Various methods are included for financing, such as OOPs, government support, public contributions, volunteers, and long-term care for the elderly by supplementary insurance. In other countries, long-term care is also provided through social insurance, private insurance, public participation, and charities, and the payment of part of the costs is made by the elderly through public funds (
29,
30).
The strengths of the present study included the initial design of the model based on a systematic review of studies, finalizing the model based on the Delphi technique as an accepted scientific method for the achievement of scientific consensus, using the potential and eligible experts with high knowledge and experience in the field of elderly health, low attrition of experts in two Delphi rounds, and high mean scores of accepted standards.

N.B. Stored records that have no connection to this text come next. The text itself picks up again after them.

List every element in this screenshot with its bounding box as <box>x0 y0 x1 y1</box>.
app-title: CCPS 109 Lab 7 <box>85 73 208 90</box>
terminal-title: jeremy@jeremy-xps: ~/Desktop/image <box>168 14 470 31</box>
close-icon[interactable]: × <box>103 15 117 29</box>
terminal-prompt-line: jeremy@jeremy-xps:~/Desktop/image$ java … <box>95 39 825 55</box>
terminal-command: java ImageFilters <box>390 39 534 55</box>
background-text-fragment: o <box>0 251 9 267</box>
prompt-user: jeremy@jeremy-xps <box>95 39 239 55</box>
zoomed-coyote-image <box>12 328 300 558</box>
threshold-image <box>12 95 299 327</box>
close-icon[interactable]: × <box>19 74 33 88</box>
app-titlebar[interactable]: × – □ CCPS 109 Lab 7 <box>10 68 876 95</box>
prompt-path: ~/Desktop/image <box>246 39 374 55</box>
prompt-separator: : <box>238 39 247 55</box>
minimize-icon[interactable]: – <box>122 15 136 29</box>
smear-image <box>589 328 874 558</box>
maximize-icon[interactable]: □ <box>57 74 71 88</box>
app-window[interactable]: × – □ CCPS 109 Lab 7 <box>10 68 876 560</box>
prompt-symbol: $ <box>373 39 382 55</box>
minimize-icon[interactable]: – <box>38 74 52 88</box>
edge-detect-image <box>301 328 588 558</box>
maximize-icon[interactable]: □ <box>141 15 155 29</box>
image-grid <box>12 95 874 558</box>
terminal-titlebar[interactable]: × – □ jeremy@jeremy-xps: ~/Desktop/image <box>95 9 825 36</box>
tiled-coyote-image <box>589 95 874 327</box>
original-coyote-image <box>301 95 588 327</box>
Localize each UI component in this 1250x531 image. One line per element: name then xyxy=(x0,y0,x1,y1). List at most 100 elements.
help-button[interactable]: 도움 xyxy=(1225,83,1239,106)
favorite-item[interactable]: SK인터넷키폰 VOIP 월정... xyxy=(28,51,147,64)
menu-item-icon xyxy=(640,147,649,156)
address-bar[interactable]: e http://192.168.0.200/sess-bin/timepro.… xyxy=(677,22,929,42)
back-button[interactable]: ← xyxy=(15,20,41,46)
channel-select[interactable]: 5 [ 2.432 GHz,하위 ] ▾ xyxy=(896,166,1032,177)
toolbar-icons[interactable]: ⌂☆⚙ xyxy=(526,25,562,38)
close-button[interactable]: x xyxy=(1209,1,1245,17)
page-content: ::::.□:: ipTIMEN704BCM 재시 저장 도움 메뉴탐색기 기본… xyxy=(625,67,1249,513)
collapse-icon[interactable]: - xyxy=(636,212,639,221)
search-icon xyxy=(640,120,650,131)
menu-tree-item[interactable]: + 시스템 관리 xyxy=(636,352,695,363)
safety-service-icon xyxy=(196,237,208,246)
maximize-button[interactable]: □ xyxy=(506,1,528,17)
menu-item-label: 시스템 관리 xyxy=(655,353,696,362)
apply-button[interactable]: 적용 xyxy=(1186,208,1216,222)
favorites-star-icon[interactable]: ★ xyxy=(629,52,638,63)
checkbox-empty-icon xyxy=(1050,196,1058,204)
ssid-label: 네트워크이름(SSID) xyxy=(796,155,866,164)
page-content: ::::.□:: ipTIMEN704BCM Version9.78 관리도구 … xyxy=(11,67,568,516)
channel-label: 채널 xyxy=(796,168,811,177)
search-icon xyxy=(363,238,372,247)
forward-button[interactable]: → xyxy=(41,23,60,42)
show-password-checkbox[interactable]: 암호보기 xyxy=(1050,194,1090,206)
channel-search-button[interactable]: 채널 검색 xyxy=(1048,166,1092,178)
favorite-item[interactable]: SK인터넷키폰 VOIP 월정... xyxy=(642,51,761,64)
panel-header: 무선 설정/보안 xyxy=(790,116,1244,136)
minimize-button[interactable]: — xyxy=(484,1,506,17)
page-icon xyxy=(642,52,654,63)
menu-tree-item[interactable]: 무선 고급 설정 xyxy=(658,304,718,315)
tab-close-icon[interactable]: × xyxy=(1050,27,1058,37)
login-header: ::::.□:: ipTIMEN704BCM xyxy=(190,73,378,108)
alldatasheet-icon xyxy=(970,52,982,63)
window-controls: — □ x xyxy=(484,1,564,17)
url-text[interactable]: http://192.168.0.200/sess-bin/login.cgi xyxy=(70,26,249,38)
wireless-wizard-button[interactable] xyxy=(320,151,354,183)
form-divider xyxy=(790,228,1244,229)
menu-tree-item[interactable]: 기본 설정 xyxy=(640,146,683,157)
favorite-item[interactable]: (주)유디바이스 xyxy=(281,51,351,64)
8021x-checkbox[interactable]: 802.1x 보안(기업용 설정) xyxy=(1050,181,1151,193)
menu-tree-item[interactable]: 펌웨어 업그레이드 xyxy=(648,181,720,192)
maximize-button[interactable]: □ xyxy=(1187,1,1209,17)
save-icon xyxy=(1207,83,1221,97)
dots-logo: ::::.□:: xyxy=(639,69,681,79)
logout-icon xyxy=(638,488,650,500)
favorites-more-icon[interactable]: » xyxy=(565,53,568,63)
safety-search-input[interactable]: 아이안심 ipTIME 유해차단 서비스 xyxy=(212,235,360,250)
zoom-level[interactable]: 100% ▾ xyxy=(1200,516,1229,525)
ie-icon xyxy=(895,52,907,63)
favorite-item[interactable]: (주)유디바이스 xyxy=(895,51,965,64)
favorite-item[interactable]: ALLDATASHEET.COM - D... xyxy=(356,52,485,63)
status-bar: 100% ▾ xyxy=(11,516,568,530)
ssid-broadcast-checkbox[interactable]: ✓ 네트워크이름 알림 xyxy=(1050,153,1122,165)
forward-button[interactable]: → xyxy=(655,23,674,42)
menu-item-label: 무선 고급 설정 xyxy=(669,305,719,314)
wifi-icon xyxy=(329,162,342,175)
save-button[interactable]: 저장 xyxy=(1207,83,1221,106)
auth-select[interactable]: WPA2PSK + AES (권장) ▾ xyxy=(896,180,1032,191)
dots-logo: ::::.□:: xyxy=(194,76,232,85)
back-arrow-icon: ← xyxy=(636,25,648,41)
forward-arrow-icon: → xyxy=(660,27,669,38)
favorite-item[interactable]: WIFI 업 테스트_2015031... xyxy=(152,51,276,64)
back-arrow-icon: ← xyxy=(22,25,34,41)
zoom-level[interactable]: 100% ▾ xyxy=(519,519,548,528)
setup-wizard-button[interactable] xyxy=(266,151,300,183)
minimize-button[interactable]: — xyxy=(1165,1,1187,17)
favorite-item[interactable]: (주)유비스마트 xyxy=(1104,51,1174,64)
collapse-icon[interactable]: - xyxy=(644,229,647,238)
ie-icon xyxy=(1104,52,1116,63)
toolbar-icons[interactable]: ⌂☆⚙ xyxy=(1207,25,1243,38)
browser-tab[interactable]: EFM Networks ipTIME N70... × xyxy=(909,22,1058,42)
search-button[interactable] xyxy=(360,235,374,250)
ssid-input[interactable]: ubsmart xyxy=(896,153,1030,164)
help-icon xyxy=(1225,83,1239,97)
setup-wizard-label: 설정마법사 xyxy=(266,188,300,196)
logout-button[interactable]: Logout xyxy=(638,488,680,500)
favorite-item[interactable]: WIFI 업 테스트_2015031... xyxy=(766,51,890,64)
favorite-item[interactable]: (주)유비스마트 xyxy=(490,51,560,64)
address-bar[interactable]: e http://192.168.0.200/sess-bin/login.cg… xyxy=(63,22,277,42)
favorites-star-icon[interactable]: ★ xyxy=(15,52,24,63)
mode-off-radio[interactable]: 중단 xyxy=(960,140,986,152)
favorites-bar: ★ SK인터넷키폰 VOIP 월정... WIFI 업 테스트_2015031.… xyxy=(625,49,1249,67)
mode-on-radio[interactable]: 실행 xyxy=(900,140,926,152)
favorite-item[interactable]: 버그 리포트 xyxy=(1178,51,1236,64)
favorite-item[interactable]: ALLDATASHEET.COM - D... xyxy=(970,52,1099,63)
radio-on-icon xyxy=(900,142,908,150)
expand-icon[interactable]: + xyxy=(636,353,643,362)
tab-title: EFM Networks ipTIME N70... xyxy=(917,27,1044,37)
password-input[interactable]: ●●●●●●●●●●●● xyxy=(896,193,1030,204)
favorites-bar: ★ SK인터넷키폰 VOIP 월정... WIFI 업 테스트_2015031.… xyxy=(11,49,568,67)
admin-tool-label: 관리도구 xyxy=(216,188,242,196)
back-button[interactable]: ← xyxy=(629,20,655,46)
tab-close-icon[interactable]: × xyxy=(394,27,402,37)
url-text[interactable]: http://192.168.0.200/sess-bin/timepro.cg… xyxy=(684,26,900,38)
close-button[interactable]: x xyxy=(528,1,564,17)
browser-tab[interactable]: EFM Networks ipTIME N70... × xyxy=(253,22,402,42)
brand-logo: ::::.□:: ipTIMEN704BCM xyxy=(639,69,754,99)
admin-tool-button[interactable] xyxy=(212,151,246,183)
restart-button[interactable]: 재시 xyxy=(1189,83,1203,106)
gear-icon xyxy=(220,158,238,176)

Furthermore, the low number of eliminated standards suggests that there has been a strong consensus.
5.1. Limitations
The first issue in this study was the limitation of relevant studies performed/published in Iran to compare the results and provide richer discussions in this regard. Another limitation was related to potential challenges which are posing to any Delphi technique, including selecting the key informants as the experts, ensuring the anonymity of experts in order to avoid their direct impact on each other’s perspectives. In addition, the high number of assessed developed care standards might affect the response rate of experts and accurateness of their delivered answers.
5.2. Conclusion
This study led to the development of a comprehensive model for elderly care in Iranian care centers and the inclusion of all aspects of care in it. The care standards were categorized into six domains, including the package of general services, package of health services, general service providers, service conditions, financing methods of services, and facilities of care centers. Given the use of valid scientific methods in this study and the unique comprehensiveness of the obtained model, the researchers are hopeful that its implementation improves the level of health and satisfaction of the elderly and enhances their quality and quantity of life. No doubt that the successful implementation of this model in Iranian elderly care centers needs conducting a pilot test phase and more improvement and flexibility.